Are you in the market for a new credit card? As you compare credit cards, you may wonder just how much spending power you will get with each card and how banks make that decision.
Every credit card issuer will have its own formula for determining how much credit they’ll extend to you. Those calculations could include:
- Your credit score and your credit report. If you have a history of late payment or of defaulting on debts or if you have a great deal of outstanding debt already your credit limit will usually be lower than someone who owes less and has a better credit record.
- Your income. Suppose two people have applied for cards—one with a $200,000 income and the other with a $40,000 income. Even if both individuals have high credit scores, and similar debt-to-income ratios (the amount of money they owe in relation to the amount of income they earn), the person with the higher income will usually qualify for a higher credit limit on their card.
- The amount of credit you already have. A bank might limit your spending on a new card if you already have a large amount of credit available to you on other cards.
Getting your credit limit increased
Instead of focusing on credit limits on a particular card, you may want to consider other factors when trying to determine the best credit cards for your financial situation.
- If you’re likely to carry a balance from month to month, look for credit cards with zero or low interest introductory rates and/or cards that advertise a low rate of interest over the long term. (Remember that you have to handle the credit responsibly to keep those interest rates low.)
- You may want to consider cards that allow you to build up airline miles or points for purchases at certain retailers.
- If you’re saving for a vacation or a special event like a wedding, a credit card that offers cash back on purchases could be a great choice.
- Do you feel passionately about some cause or support the work of a certain organization?

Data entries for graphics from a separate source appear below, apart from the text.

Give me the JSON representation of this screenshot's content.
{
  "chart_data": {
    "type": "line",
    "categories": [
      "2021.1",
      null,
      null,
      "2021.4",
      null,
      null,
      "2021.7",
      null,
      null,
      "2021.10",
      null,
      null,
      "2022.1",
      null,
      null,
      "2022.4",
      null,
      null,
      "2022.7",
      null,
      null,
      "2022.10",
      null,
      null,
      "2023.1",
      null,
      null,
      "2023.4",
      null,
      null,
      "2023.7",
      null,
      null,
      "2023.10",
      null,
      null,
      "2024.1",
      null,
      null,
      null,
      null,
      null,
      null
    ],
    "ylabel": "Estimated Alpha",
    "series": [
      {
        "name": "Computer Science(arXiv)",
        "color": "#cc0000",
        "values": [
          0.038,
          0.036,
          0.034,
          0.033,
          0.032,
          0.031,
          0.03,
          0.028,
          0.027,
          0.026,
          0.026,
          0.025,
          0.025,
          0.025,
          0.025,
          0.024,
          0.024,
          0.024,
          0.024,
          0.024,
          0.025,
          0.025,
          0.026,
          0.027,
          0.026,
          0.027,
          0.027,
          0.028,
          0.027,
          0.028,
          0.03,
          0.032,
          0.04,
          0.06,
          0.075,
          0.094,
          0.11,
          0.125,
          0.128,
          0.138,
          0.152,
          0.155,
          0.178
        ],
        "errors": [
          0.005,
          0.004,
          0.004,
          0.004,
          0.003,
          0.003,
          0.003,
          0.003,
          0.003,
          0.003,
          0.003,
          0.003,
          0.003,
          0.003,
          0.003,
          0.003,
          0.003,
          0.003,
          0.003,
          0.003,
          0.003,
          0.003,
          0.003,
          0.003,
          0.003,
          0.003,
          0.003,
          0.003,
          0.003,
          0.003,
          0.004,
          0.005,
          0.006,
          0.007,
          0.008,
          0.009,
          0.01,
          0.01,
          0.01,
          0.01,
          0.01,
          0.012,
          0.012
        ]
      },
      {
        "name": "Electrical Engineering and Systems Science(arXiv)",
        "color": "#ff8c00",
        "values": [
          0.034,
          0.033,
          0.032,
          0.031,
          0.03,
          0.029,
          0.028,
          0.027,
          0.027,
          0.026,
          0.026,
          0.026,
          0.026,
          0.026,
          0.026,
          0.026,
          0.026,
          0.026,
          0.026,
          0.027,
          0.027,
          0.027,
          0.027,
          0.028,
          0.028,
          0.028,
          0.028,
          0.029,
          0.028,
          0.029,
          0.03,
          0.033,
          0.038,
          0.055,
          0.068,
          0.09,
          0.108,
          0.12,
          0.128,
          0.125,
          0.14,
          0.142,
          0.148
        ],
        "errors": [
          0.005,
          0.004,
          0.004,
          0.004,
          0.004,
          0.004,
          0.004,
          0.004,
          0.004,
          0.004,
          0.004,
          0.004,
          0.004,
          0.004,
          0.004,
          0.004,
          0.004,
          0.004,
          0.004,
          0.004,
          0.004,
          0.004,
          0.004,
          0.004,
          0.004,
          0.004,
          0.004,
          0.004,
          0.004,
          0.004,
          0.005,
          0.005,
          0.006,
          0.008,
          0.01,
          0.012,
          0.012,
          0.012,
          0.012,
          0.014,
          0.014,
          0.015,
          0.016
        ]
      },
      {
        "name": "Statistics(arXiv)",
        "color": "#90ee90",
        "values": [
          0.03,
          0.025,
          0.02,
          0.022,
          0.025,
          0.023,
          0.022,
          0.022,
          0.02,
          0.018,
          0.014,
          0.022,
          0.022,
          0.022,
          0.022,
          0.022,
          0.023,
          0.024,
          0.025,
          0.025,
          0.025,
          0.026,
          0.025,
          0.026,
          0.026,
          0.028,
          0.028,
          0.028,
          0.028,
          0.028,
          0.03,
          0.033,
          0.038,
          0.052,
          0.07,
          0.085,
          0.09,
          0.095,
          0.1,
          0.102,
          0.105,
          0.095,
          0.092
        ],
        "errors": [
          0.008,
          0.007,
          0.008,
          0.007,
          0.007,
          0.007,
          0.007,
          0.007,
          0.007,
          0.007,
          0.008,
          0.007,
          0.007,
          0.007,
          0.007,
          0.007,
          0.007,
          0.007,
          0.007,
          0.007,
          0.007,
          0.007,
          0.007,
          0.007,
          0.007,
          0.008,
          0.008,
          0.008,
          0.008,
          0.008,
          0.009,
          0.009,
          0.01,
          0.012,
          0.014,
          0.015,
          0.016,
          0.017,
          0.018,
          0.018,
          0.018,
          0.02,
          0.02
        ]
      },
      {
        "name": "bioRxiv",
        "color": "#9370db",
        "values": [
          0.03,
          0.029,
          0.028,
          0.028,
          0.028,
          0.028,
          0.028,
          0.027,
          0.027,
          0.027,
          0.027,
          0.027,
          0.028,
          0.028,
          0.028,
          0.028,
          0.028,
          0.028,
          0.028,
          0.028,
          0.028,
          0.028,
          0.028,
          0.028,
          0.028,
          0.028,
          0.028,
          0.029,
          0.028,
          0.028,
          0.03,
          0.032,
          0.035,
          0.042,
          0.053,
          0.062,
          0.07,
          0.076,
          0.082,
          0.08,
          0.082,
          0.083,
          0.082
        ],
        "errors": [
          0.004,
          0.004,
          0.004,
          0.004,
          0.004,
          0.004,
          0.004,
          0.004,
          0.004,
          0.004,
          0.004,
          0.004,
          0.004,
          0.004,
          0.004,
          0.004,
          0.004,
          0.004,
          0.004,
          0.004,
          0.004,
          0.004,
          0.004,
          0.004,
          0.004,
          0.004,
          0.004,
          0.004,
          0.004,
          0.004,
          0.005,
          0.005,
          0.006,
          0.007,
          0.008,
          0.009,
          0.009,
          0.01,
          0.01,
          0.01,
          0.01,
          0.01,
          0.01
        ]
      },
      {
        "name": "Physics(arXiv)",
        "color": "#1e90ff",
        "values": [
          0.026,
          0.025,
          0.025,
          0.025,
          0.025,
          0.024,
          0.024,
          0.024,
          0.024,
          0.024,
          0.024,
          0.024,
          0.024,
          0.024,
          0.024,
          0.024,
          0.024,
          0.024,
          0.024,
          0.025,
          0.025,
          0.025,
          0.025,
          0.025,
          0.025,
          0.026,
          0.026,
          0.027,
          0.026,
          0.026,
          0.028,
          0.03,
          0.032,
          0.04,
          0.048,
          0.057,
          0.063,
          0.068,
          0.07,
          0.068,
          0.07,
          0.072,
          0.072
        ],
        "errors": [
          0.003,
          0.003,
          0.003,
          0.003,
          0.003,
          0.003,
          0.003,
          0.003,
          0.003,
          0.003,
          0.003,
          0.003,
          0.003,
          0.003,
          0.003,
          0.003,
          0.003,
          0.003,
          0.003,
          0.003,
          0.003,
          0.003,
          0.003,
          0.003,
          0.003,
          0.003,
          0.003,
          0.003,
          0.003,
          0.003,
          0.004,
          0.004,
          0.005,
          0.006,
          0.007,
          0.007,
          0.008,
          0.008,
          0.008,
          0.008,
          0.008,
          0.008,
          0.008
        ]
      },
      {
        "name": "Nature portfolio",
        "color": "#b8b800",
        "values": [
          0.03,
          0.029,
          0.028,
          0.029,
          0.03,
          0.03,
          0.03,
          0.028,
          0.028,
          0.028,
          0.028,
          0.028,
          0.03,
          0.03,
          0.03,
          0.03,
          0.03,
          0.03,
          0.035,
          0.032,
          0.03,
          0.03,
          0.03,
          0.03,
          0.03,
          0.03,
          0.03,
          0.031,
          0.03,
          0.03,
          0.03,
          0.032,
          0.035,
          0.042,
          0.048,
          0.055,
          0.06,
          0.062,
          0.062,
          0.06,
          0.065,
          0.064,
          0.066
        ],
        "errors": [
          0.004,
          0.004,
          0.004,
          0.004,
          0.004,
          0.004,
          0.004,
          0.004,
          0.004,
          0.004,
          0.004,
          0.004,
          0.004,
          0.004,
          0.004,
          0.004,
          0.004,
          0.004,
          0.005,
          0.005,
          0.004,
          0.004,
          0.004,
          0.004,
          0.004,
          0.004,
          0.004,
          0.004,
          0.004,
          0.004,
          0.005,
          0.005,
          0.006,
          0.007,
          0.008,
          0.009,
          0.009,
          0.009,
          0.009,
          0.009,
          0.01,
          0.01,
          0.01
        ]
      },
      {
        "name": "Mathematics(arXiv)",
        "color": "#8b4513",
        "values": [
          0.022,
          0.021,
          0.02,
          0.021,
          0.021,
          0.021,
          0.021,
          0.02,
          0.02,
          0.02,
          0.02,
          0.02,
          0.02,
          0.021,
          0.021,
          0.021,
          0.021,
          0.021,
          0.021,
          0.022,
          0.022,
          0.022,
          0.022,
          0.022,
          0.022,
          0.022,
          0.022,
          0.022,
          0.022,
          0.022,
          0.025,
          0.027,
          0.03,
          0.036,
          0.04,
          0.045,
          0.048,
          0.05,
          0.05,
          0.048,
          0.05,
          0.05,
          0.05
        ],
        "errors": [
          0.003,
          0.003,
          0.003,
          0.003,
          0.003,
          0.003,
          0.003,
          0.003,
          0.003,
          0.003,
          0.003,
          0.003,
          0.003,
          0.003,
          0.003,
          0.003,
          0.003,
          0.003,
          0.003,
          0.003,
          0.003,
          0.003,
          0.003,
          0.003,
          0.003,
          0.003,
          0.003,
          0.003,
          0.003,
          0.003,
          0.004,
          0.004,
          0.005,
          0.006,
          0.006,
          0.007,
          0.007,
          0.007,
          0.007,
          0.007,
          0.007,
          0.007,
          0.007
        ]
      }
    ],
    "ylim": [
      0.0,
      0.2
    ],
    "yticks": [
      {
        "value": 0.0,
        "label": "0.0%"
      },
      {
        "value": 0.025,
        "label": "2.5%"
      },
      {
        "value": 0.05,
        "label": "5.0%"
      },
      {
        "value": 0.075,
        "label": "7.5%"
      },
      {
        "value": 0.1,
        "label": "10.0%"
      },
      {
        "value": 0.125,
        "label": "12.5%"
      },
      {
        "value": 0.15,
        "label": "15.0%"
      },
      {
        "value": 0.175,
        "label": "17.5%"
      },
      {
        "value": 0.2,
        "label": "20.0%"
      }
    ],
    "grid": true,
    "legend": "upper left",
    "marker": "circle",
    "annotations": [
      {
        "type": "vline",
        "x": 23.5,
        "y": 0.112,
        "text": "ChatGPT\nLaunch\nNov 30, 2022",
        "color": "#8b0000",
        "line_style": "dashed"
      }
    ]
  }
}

You could look for a credit card that gives the organization a percentage of the amount that you charge.
- Love music or movies or some other form of entertainment? There are cards available that give you special discounts on merchandise or the opportunity to purchase tickets early for certain events.
Even if you don’t get the credit limit you wanted on these credit cards initially, you can always ask for an increase in that limit once you’ve been using the card for six months or more. You can call the credit card issuer to make your request, or, with some banks, apply for an increase online.
Before you make apply for a credit increase, make sure that your accounts are up to date and that you haven’t had any late payments within the past 6 months. You should also be paying more than the minimum balance on your card each month.
Be prepared to make the case for why you deserve an increase, and be ready to provide the bank with a lot of the same information that they requested when you initially applied for the card, such as income, and monthly mortgage or rent payment.
If the bank denies your request for an increase credit limit, don’t give up. Do whatever you can to improve your credit record and apply for an increase again in six months to a year.